JOPLIN STATION AIRED FAKE NEWS REPORT

They're called VNRs -- video-news releases. They're created by PR firms seeking free publicity for their clients. They look like news reports. They're not.

The Center for Media and Democracy on Thursday identified 77 television stations across the United States that aired so-called VNRs without letting viewers know they were watching spin, not news.

To their credit, TV stations in Springfield did not air any VNRs, according to the report. But KFJX -- a Fox affiliate serving Pittsburg, Kan., and Joplin, Mo. -- aired one of the fake-news bits. So did WDAF in Kansas City and KTVI in St. Louis. All three stations are aligned with Fox.
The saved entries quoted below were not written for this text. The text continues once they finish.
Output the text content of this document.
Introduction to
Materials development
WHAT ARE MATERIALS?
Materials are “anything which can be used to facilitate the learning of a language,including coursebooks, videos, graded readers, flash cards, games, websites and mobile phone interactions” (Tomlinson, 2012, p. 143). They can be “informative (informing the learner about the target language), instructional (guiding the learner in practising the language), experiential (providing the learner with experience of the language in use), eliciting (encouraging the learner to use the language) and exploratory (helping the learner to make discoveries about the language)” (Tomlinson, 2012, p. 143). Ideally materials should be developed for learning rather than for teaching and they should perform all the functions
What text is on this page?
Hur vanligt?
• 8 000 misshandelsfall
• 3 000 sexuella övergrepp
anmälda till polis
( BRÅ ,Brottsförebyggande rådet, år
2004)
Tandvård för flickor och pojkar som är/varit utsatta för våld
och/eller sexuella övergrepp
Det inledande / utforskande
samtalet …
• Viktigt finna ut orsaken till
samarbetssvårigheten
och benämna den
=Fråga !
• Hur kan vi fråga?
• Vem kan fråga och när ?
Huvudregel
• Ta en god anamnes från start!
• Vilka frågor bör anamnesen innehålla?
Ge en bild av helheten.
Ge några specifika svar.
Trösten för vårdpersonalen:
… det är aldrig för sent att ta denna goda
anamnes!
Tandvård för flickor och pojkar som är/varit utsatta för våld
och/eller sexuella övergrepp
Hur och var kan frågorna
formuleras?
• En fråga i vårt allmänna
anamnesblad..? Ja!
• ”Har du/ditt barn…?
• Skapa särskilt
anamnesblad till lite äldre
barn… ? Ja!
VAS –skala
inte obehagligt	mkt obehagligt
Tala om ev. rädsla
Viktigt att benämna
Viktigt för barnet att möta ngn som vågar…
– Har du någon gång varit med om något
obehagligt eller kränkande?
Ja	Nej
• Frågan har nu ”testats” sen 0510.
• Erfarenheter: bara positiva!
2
From the report's executive summary:
TV stations not only aired entire VNRs without disclosure, but had local anchors and reporters read directly from the script prepared by the broadcast PR firm. KTVI-2 in St. Louis had their anchor introduce, and their reporter re-voice, a VNR produced for Masterfoods and 1-800 Flowers, following the script nearly verbatim ...

In almost all cases, stations failed to balance the clients' messages with independently-gathered footage or basic journalistic research. More than one-third of the time, stations aired the pre-packaged VNR in its entirety.
The 77 television stations reach more than half of the country's TV audience.